Graphium synnemata are uncommonly observed in the clinical laboratory; their development is enhanced by subculture on sporulation media such as oatmeal salts agar. Graphium states are usually found associated with Scedosporium synanamorphs in isolates of P. boydii and, less commonly, Petriella species. Conidial shape and tolerance to cycloheximide may help to distinguish these fungi from G. basitruncatum. Synnematal conidia of P. boydii and Petriella species are cylindrical to broadly clavate (mostly greater than 2.5 µm in width), with flattened bases. Those of G. basitruncatum are narrow (less than 2.2 µm in width) and slightly curved (allantoid), with narrow, truncate bases (shown in Fig. 2 and in scanning electron micrographs published in references 10 and 11). Brown oval conidia also may be produced but differ by having rounded bases. Isolates of P. boydii are usually tolerant to cycloheximide at a concentration of 0.4%; however, variability in tolerance has been reported (6). P. boydii is now recognized as a species aggregate, and it is unknown whether the observed variation correlates with molecular subgroups (12). G. basitruncatum and S. prolificans, which lacks both a Graphium state and a teleomorph, are completely inhibited at this concentration of cycloheximide. Although the name G. eumorphum has been used for the synnematal state of P. boydii (2), Graphium states are found only among some subgroups of the P. boydii aggregate; it is not yet clear to which subgroup this name applies (12).
It seems likely that P. boydii was the fungus discussed in two prior studies that attributed infections to Graphium species. A case of endophthalmitis involved a patient with underlying rheumatoid arthritis and chronic anterior uveitis that had been treated with topical and systemic corticosteroids (2). The fungus is described as having round and oblong conidia, characteristics suggestive of P. boydii. Similarly, disseminated infection in a dog was attributed to G. fructicola, but the published illustrations indicate that the fungus involved was P. boydii (8).

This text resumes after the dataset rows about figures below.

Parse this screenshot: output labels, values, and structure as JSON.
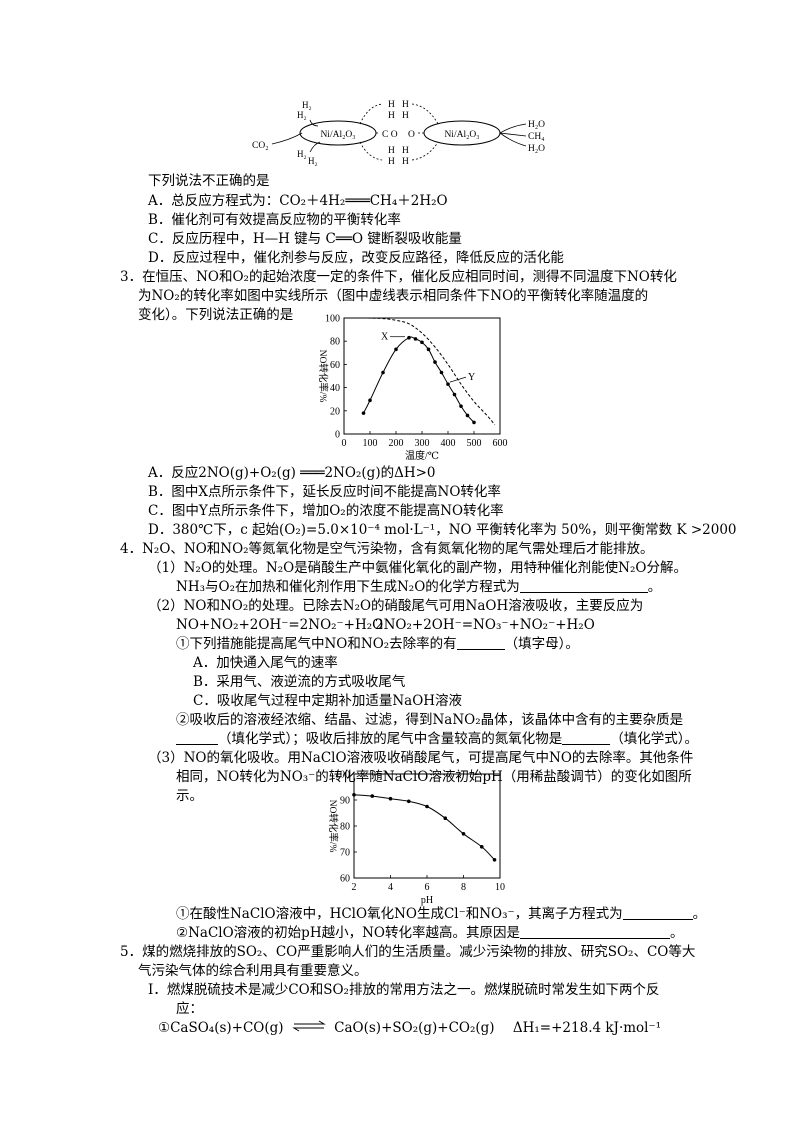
{
  "diagram": {
    "catalyst": "Ni/Al₂O₃",
    "co2": "CO₂",
    "h2": "H₂",
    "h": "H",
    "co": "C O",
    "o": "O",
    "h2o": "H₂O",
    "ch4": "CH₄"
  },
  "q2": {
    "stem": "下列说法不正确的是",
    "A": "A．总反应方程式为：CO₂＋4H₂═══CH₄＋2H₂O",
    "B": "B．催化剂可有效提高反应物的平衡转化率",
    "C": "C．反应历程中，H—H 键与 C══O 键断裂吸收能量",
    "D": "D．反应过程中，催化剂参与反应，改变反应路径，降低反应的活化能"
  },
  "q3": {
    "l1": "3．在恒压、NO和O₂的起始浓度一定的条件下，催化反应相同时间，测得不同温度下NO转化",
    "l2": "为NO₂的转化率如图中实线所示（图中虚线表示相同条件下NO的平衡转化率随温度的",
    "l3": "变化）。下列说法正确的是",
    "A": "A．反应2NO(g)+O₂(g) ═══2NO₂(g)的ΔH>0",
    "B": "B．图中X点所示条件下，延长反应时间不能提高NO转化率",
    "C": "C．图中Y点所示条件下，增加O₂的浓度不能提高NO转化率",
    "D": "D．380℃下，c 起始(O₂)=5.0×10⁻⁴ mol·L⁻¹，NO 平衡转化率为 50%，则平衡常数 K >2000"
  },
  "chart_data": [
    {
      "type": "line",
      "xlabel": "温度/℃",
      "ylabel": "NO转化率/%",
      "xlim": [
        0,
        600
      ],
      "ylim": [
        0,
        100
      ],
      "xticks": [
        "0",
        "100",
        "200",
        "300",
        "400",
        "500",
        "600"
      ],
      "yticks": [
        "0",
        "20",
        "40",
        "60",
        "80",
        "100"
      ],
      "annotations": [
        "X",
        "Y"
      ],
      "series": [
        {
          "style": "solid",
          "x": [
            75,
            100,
            150,
            200,
            250,
            275,
            300,
            325,
            350,
            375,
            400,
            425,
            450,
            475,
            500
          ],
          "y": [
            18,
            29,
            53,
            73,
            83,
            82,
            79,
            73,
            62,
            53,
            43,
            34,
            24,
            16,
            10
          ]
        },
        {
          "style": "dashed",
          "x": [
            90,
            150,
            200,
            250,
            300,
            350,
            400,
            450,
            500,
            550,
            580
          ],
          "y": [
            100,
            99.5,
            98,
            95,
            87,
            75,
            60,
            43,
            28,
            16,
            8
          ]
        }
      ]
    },
    {
      "type": "line",
      "xlabel": "pH",
      "ylabel": "NO转化率/%",
      "xlim": [
        2,
        10
      ],
      "ylim": [
        60,
        100
      ],
      "xticks": [
        "2",
        "4",
        "6",
        "8",
        "10"
      ],
      "yticks": [
        "60",
        "70",
        "80",
        "90",
        "100"
      ],
      "series": [
        {
          "style": "solid",
          "x": [
            2,
            3,
            4,
            5,
            6,
            7,
            8,
            9,
            9.7
          ],
          "y": [
            92,
            91.5,
            90.5,
            89.5,
            87.5,
            83,
            77,
            72,
            67
          ]
        }
      ]
    }
  ],
  "q4": {
    "l1": "4．N₂O、NO和NO₂等氮氧化物是空气污染物，含有氮氧化物的尾气需处理后才能排放。",
    "l2": "（1）N₂O的处理。N₂O是硝酸生产中氨催化氧化的副产物，用特种催化剂能使N₂O分解。",
    "l3": "NH₃与O₂在加热和催化剂作用下生成N₂O的化学方程式为",
    "l3end": "。",
    "l4": "（2）NO和NO₂的处理。已除去N₂O的硝酸尾气可用NaOH溶液吸收，主要反应为",
    "l5a": "NO+NO₂+2OH⁻=2NO₂⁻+H₂O",
    "l5b": "2NO₂+2OH⁻=NO₃⁻+NO₂⁻+H₂O",
    "l6": "①下列措施能提高尾气中NO和NO₂去除率的有",
    "l6end": "（填字母）。",
    "A": "A．加快通入尾气的速率",
    "B": "B．采用气、液逆流的方式吸收尾气",
    "C": "C．吸收尾气过程中定期补加适量NaOH溶液",
    "l7": "②吸收后的溶液经浓缩、结晶、过滤，得到NaNO₂晶体，该晶体中含有的主要杂质是",
    "l8a": "（填化学式）；吸收后排放的尾气中含量较高的氮氧化物是",
    "l8b": "（填化学式）。",
    "l9": "（3）NO的氧化吸收。用NaClO溶液吸收硝酸尾气，可提高尾气中NO的去除率。其他条件",
    "l10": "相同，NO转化为NO₃⁻的转化率随NaClO溶液初始pH（用稀盐酸调节）的变化如图所",
    "l11": "示。",
    "l12": "①在酸性NaClO溶液中，HClO氧化NO生成Cl⁻和NO₃⁻，其离子方程式为",
    "l12end": "。",
    "l13": "②NaClO溶液的初始pH越小，NO转化率越高。其原因是",
    "l13end": "。"
  },
  "q5": {
    "l1": "5．煤的燃烧排放的SO₂、CO严重影响人们的生活质量。减少污染物的排放、研究SO₂、CO等大",
    "l2": "气污染气体的综合利用具有重要意义。",
    "l3": "Ⅰ．燃煤脱硫技术是减少CO和SO₂排放的常用方法之一。燃煤脱硫时常发生如下两个反",
    "l4": "应：",
    "l5a": "①CaSO₄(s)+CO(g)",
    "l5b": "CaO(s)+SO₂(g)+CO₂(g)",
    "l5c": "ΔH₁=+218.4 kJ·mol⁻¹"
  }
}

The optimal therapy for Graphium basitruncatum systemic infection is unknown. Scedosporium species and G. basitruncatum appear to demonstrate similar responses to antifungal drugs in vitro, except for amphotericin B, which showed good activity against the clinical isolate of the latter species (5). Clinical improvement in our patient's case was dependent on improvement in his immune status. The fatal outcome for this patient suggests that systemic invasive infections caused by this fungus may have a high mortality rate, similar to that which occurs with Scedosporium infections.
Nucleotide sequence accession number. A sequence from the case isolate UAMH 10611 was deposited in the GenBank database under accession number EF165016.
We thank the Natural Sciences and Engineering Research Council of Canada for financial support to L.S.